Considering tenderness, evaluated by the measurement of Warner–Bratzler shear force (Table 2), the values obtained were very low, indicating a high degree of tenderness of the meat used; in fact, all the recorded values constantly placed the samples in the category of “very tender” meat (≤2.6 kgf/cm2) (Belew et al., 2003), probably thanks to the action of proteolytic enzymes which took place during maturation and storage. Previous studies (Da Silva Bernardo et al., 2021; Kilgannon et al., 2019) showed higher values (2.7-3.7 kgf/cm2). Even if during the first part of the experiment no significant changes were noticed, in the second part a tenderization of the treated meat was observed, even if not very marked. Although without a significant trend, the samples subjected to immersion in seawater showed lower values if compared with the control samples.
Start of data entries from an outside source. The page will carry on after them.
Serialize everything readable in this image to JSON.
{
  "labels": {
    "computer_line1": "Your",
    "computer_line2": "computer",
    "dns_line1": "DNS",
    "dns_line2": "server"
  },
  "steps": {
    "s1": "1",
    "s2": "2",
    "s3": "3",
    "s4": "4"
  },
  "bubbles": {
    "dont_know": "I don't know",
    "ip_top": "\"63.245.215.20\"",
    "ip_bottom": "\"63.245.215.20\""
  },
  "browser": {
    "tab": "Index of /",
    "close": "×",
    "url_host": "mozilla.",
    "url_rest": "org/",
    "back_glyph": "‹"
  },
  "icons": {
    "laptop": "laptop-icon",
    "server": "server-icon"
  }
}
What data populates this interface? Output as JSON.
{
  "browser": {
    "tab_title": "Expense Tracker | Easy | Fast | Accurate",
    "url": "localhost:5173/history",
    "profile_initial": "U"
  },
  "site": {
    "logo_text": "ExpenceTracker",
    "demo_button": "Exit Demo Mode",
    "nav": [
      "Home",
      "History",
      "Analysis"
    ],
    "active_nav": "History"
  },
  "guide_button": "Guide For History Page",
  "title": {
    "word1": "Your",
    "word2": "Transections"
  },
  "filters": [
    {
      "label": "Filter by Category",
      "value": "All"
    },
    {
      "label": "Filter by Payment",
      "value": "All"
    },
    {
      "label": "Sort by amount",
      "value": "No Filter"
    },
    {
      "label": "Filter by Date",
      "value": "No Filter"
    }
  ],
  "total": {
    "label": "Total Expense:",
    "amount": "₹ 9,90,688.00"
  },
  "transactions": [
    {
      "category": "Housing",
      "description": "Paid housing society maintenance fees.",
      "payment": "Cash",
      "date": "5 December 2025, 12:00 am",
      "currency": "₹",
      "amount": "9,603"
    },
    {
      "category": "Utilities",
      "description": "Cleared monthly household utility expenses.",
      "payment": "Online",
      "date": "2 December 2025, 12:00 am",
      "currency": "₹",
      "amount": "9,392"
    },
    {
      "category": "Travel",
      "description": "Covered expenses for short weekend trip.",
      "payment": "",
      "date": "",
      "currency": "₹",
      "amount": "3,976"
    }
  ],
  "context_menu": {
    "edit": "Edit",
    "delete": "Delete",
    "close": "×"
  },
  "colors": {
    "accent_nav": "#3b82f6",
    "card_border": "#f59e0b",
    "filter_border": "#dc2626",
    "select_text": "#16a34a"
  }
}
Finally, considering TVBN (Table 3), a decrease in treated samples was observed between t0 and t5, probably indicating that the treatment of immersion in purified seawater has partially removed the volatile basic nitrogen from the surface of the meat. The values of the control series do not differ much from the value measured at t0.

Table 3.

Results obtained from determination of TVBN in control and treated samples.

TVBN		t0	t5	t7	t10
mg N/100g	Ta		8.98b±1.01	9.78b±0.47	11.06B±1.81
	Cb	18.11±0.75	18.45a±2.72	16.90a±2.57	21.09A±1.74

Superscript letters indicate a statistically significant difference between treated and control samples in the whole period (first column) or in the single sampling sessions (subsequent columns): A,Bsignificant difference (P<0.01); a,bsignificant difference (P<0.05).

Conclusions

The use of purified sea water for the maturation of beef has led to a modification of some chemical-physical parameters, such as the appearance of cooked meat, a more acidic pH and greater moisture retained and loss during cooking; in addition, an improvement in the microbiological parameters was also revealed. A partial effect on tenderness was also described at t7: based on these results the maintenance of meat in purified seawater may be suggested as optimal time treatment.

The treatment evaluated had an overall positive effect on meat hygiene and quality and can be considered an improvement of meat maturation technique. Further consumer preference test should be also conducted for the evaluation of the economic impact of the treatment.